Because Parallax execution involves many dependent software and hardware packages, debugging can be tricky if errors occur. This page collects the troublesome situations we have experienced and the solutions. If you have a similar symptom, try following the suggestions. Also, if you have any additional trouble shooting case, please add it here.
Error message:
device placement error(Cannot assign a device for operation)
Parallax assumes allow_soft_placement=True
because Parallax assigns operators on CPU/GPU devices according to their characteristics(shared or replicated) if the placement of the device is not specified. If you face a device placement error, try setting allow_soft_placement=True
on the session configuration.
Error message:
tensorflow/contrib/verbs/rdma.cc:1009] Check failed: status.ok() RecvLocalAsync was not ok. error message: Step 123330693738664103
tensorflow/contrib/verbs/rdma.cc:1009] Check failed: status.ok() RecvLocalAsync was not ok. error message: Step 95609778068110326
There are some issues related to managing RDMA queue in Tensorflow.
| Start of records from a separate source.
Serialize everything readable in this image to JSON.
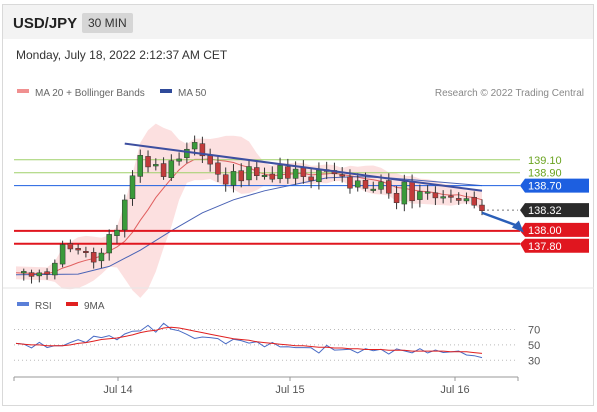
{
  "header": {
    "pair": "USD/JPY",
    "timeframe": "30 MIN",
    "datetime": "Monday, July 18, 2022 2:12:37 AM CET"
  },
  "legend": {
    "ma20_label": "MA 20 + Bollinger Bands",
    "ma50_label": "MA 50",
    "credit": "Research © 2022 Trading Central",
    "rsi_label": "RSI",
    "ma9_label": "9MA"
  },
  "colors": {
    "bull": "#3a9a3a",
    "bear": "#c23b3b",
    "band": "#fcdada",
    "ma20": "#e06060",
    "ma50": "#4a63b5",
    "trendline": "#3d4fa0",
    "support": "#e0161f",
    "pivot": "#1d5fe0",
    "resistance": "#6aa320",
    "last": "#2a2a2a",
    "rsi": "#4a6cc5",
    "rsi_ma": "#e02020"
  },
  "chart_data": [
    {
      "type": "candlestick",
      "instrument": "USD/JPY",
      "ylim": [
        137.1,
        139.7
      ],
      "x_tick_labels": [
        "Jul 14",
        "Jul 15",
        "Jul 16"
      ],
      "levels": [
        {
          "value": 139.1,
          "label": "139.10",
          "kind": "resistance"
        },
        {
          "value": 138.9,
          "label": "138.90",
          "kind": "resistance"
        },
        {
          "value": 138.7,
          "label": "138.70",
          "kind": "pivot"
        },
        {
          "value": 138.32,
          "label": "138.32",
          "kind": "last"
        },
        {
          "value": 138.0,
          "label": "138.00",
          "kind": "support"
        },
        {
          "value": 137.8,
          "label": "137.80",
          "kind": "support"
        }
      ],
      "trendline": {
        "from": [
          14,
          139.35
        ],
        "to": [
          60,
          138.62
        ]
      },
      "close_path": [
        [
          0,
          137.35
        ],
        [
          4,
          137.32
        ],
        [
          6,
          137.75
        ],
        [
          8,
          137.72
        ],
        [
          10,
          137.55
        ],
        [
          11,
          137.65
        ],
        [
          12,
          137.92
        ],
        [
          13,
          138.05
        ],
        [
          14,
          138.45
        ],
        [
          15,
          138.85
        ],
        [
          16,
          139.2
        ],
        [
          17,
          138.95
        ],
        [
          18,
          139.05
        ],
        [
          19,
          138.85
        ],
        [
          20,
          139.05
        ],
        [
          21,
          139.15
        ],
        [
          22,
          139.25
        ],
        [
          23,
          139.35
        ],
        [
          24,
          139.2
        ],
        [
          25,
          139.0
        ],
        [
          26,
          138.88
        ],
        [
          27,
          138.75
        ],
        [
          28,
          138.88
        ],
        [
          29,
          138.8
        ],
        [
          30,
          139.0
        ],
        [
          31,
          138.82
        ],
        [
          32,
          138.9
        ],
        [
          33,
          138.78
        ],
        [
          34,
          139.0
        ],
        [
          35,
          138.85
        ],
        [
          36,
          138.92
        ],
        [
          37,
          138.85
        ],
        [
          38,
          138.8
        ],
        [
          39,
          138.9
        ],
        [
          40,
          138.95
        ],
        [
          41,
          138.88
        ],
        [
          42,
          138.82
        ],
        [
          43,
          138.7
        ],
        [
          44,
          138.75
        ],
        [
          45,
          138.65
        ],
        [
          46,
          138.68
        ],
        [
          47,
          138.72
        ],
        [
          48,
          138.6
        ],
        [
          49,
          138.45
        ],
        [
          50,
          138.72
        ],
        [
          51,
          138.5
        ],
        [
          52,
          138.6
        ],
        [
          53,
          138.58
        ],
        [
          54,
          138.55
        ],
        [
          55,
          138.5
        ],
        [
          56,
          138.52
        ],
        [
          57,
          138.5
        ],
        [
          58,
          138.46
        ],
        [
          59,
          138.42
        ],
        [
          60,
          138.32
        ]
      ],
      "ma50_path": [
        [
          0,
          137.32
        ],
        [
          8,
          137.33
        ],
        [
          12,
          137.45
        ],
        [
          16,
          137.7
        ],
        [
          20,
          138.0
        ],
        [
          24,
          138.28
        ],
        [
          28,
          138.48
        ],
        [
          32,
          138.62
        ],
        [
          36,
          138.72
        ],
        [
          40,
          138.82
        ],
        [
          44,
          138.84
        ],
        [
          48,
          138.82
        ],
        [
          52,
          138.78
        ],
        [
          56,
          138.74
        ],
        [
          60,
          138.7
        ]
      ],
      "projection": {
        "from": [
          60,
          138.28
        ],
        "to": [
          65,
          138.02
        ]
      }
    },
    {
      "type": "line",
      "title": "RSI",
      "ylim": [
        20,
        85
      ],
      "y_tick_labels": [
        "70",
        "50",
        "30"
      ],
      "series": [
        {
          "name": "RSI",
          "values": [
            52,
            50,
            48,
            51,
            49,
            47,
            50,
            53,
            56,
            55,
            59,
            62,
            60,
            58,
            64,
            67,
            70,
            73,
            69,
            76,
            72,
            68,
            63,
            60,
            58,
            62,
            56,
            53,
            57,
            55,
            54,
            52,
            50,
            51,
            49,
            47,
            46,
            48,
            44,
            42,
            47,
            45,
            43,
            44,
            41,
            43,
            45,
            42,
            40,
            44,
            42,
            41,
            43,
            42,
            41,
            42,
            40,
            42,
            38,
            34,
            36
          ]
        },
        {
          "name": "9MA",
          "values": [
            52,
            51,
            50,
            50,
            49,
            49,
            49,
            50,
            52,
            53,
            55,
            57,
            58,
            59,
            61,
            63,
            66,
            68,
            69,
            72,
            73,
            72,
            70,
            68,
            66,
            64,
            62,
            60,
            58,
            57,
            56,
            54,
            53,
            52,
            51,
            50,
            49,
            49,
            48,
            47,
            47,
            46,
            46,
            45,
            45,
            44,
            44,
            44,
            43,
            43,
            43,
            42,
            42,
            42,
            42,
            42,
            41,
            41,
            41,
            40,
            39
          ]
        }
      ]
    }
  ]
}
Consider increasing the RDMA queue depth by adjusting RDMA_QUEUE_DEPTH=<desired_queue_depth>
in .ssh/environment
or elsewhere you managing environment variables.
Error message:
Signal: Segmentation fault (11)
Signal code: Address not mapped (1)
Failing at address: 0xa0
This error can occur if multiple machines use different versions of NCCL.
Error message: None
There are a chief(worker 0) worker and non-chief workers, and Parallax assumes that only the chief worker can fetch the gradients. It means fetching gradients from non-chief workers can block the distributed training.